At the same time, the budget offered an identical $14.6 billion for several discretionary spending programs aimed at increasing the supply of primary care and other in-demand specialties. Graduate medical schools and teaching hospitals would be offered $5.23 billion in grants over the decade to support 13,000 more residency slots in “high-need specialties,” including $100 million in the first year for pediatric training in children's hospitals.
The budget also called for increasing primary-care reimbursement in Medicaid and investing nearly $4 billion in the National Health Services Corps. That money would fund another 15,000 positions—largely in primary care—at the nation's 1,200 federally qualified community health centers. Young physicians who enter the NHSC would either get their tuition loans delayed or waived, depending on the nature of their commitment.
While no one in the administration declared there was a policy agenda linking the two proposals, the identical amounts give away the game. Instead of allowing the high-tuition/high-debt cycle to continue driving two-thirds of medical students into higher-paid specialties, Obama's team at HHS wants to provide financial incentives—whether through tuition relief or by turning more residency slots into a rule-driven grant program—to drive more young physicians into primary care.

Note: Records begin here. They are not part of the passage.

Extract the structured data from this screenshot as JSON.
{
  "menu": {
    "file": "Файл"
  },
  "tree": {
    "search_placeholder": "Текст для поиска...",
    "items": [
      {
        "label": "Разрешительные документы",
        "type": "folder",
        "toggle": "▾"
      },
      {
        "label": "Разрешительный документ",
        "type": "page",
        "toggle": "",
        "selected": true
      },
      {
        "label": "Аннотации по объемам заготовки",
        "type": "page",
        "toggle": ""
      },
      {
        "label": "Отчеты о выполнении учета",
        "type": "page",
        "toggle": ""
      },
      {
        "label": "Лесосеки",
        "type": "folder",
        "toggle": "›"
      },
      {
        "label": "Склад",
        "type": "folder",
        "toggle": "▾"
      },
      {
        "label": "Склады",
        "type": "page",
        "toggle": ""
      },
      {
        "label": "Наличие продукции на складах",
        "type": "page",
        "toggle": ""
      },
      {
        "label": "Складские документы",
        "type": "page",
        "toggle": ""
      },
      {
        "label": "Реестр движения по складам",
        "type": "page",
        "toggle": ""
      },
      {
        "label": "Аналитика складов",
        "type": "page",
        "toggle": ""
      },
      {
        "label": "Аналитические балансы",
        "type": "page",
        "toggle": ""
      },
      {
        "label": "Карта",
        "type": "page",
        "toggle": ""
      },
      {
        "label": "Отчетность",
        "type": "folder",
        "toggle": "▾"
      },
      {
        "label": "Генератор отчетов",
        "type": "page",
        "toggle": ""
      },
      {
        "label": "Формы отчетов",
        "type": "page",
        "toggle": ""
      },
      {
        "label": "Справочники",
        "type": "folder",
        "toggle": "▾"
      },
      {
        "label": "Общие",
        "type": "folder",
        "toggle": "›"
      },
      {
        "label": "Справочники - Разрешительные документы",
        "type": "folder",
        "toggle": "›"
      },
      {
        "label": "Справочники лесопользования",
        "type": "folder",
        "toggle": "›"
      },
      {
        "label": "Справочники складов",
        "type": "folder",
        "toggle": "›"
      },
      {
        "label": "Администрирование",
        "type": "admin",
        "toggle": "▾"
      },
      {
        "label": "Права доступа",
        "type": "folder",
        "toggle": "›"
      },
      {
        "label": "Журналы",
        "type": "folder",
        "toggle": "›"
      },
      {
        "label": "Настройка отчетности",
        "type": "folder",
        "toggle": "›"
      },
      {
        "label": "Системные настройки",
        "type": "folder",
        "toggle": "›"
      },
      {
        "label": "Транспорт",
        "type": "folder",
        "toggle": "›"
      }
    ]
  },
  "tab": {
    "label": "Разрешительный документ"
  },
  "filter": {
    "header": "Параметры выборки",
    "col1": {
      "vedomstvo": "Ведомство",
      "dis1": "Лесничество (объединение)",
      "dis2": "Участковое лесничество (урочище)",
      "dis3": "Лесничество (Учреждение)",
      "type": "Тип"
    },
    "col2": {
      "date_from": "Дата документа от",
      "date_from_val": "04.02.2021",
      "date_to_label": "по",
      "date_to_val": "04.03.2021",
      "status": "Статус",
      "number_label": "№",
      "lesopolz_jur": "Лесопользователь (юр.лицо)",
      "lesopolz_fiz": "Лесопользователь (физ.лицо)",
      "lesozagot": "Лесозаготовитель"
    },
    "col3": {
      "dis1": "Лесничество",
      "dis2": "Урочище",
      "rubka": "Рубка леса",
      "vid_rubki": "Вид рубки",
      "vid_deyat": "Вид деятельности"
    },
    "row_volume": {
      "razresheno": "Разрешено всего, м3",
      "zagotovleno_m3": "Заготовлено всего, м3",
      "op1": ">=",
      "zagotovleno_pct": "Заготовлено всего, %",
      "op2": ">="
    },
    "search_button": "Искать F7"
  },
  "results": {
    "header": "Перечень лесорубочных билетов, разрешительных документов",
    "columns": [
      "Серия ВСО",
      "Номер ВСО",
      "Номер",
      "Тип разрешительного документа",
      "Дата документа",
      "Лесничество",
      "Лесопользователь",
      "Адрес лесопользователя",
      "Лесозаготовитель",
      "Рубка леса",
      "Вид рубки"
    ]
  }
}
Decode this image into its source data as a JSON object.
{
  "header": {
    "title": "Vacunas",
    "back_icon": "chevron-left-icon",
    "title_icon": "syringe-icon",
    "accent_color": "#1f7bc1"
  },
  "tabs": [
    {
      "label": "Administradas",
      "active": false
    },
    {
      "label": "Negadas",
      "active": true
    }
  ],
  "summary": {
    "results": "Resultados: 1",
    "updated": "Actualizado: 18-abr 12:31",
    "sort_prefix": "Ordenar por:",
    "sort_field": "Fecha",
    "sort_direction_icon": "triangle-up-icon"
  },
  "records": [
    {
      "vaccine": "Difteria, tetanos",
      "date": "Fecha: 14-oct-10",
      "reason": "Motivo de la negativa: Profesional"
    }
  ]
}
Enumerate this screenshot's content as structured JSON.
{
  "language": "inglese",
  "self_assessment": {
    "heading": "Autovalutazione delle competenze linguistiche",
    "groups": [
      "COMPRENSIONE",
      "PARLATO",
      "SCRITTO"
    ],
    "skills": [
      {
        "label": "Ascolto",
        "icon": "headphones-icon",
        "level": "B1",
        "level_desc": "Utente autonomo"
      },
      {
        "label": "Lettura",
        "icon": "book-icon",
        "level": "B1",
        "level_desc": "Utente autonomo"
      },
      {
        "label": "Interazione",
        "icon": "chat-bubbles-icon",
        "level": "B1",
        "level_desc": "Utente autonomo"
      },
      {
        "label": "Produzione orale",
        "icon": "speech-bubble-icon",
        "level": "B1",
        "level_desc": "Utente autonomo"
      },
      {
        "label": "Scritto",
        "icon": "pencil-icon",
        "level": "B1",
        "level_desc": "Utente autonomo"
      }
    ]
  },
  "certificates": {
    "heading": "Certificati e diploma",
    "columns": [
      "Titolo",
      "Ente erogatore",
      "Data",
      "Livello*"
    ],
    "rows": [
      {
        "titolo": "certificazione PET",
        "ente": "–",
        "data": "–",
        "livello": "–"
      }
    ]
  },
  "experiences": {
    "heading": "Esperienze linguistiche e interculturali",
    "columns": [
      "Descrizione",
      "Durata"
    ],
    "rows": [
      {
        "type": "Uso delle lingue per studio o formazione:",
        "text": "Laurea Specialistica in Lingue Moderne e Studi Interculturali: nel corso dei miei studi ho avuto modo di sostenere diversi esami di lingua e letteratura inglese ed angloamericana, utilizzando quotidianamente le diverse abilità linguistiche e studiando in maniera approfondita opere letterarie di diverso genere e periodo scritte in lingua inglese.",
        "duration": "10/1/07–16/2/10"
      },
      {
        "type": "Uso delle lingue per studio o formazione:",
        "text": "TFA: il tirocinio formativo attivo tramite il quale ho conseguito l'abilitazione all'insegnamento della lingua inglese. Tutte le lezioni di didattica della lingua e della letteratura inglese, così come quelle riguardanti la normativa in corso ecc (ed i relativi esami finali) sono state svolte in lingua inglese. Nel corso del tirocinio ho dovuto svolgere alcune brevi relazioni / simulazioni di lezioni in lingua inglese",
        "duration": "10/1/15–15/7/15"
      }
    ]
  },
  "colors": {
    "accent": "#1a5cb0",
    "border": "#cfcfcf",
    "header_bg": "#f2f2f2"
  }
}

While the American Academy of Family Physicians cheered the budget's priorities, the Association of American Medical Colleges warned that cuts in traditional graduate medical education programs, on top of already-mandated hospital reimbursement cuts, would threaten teaching hospitals' ability to maintain their “state-of-the-art” academic setting.
The standard response to the question of how many doctors the U.S. will need as baby boomers age has usually been a simple “more.” The AAMC estimates a shortage of 90,000 physicians—half in primary care and half in specialties—by the end of this decade.
But as Modern Healthcare recently reported (“The myth of the doctor shortage"), alternative delivery system models that emphasize primary care and make better use of physician assistants, nurses and other providers may make those predictions obsolete. Moreover, hospital use that relies on specialists is declining: lengths of stay are dropping; more procedures are shifting to outpatient settings; high-deductible insurance plans are discouraging use; and coordinated care is beginning to take hold.
The future of medicine is tilting away from high-priced specialties and toward primary care. There will always be a need for highly trained surgeons. But as the healthcare system continues to move toward more coordinated care, the physician mix in the U.S.—currently about 2 specialists for every primary- care doctor—should begin to look more like Western Europe and Japan, where the ratio is about 1 to 1.
Of course, there is a more direct way to encourage more young physicians to enter primary care. The CMS, through its annual physician pay rate-setting process, could rebalance reimbursement so primary-care doctors and pediatricians aren't the lowest-paid specialties.
Alas, the American Medical Association and the specialty societies have successfully fought major changes in relative reimbursements. That means any efforts to increase the supply of primary-care doctors must rely on tinkering with the graduate medical education system, which all but guarantees that a significant change in the physician mix will be slow in coming.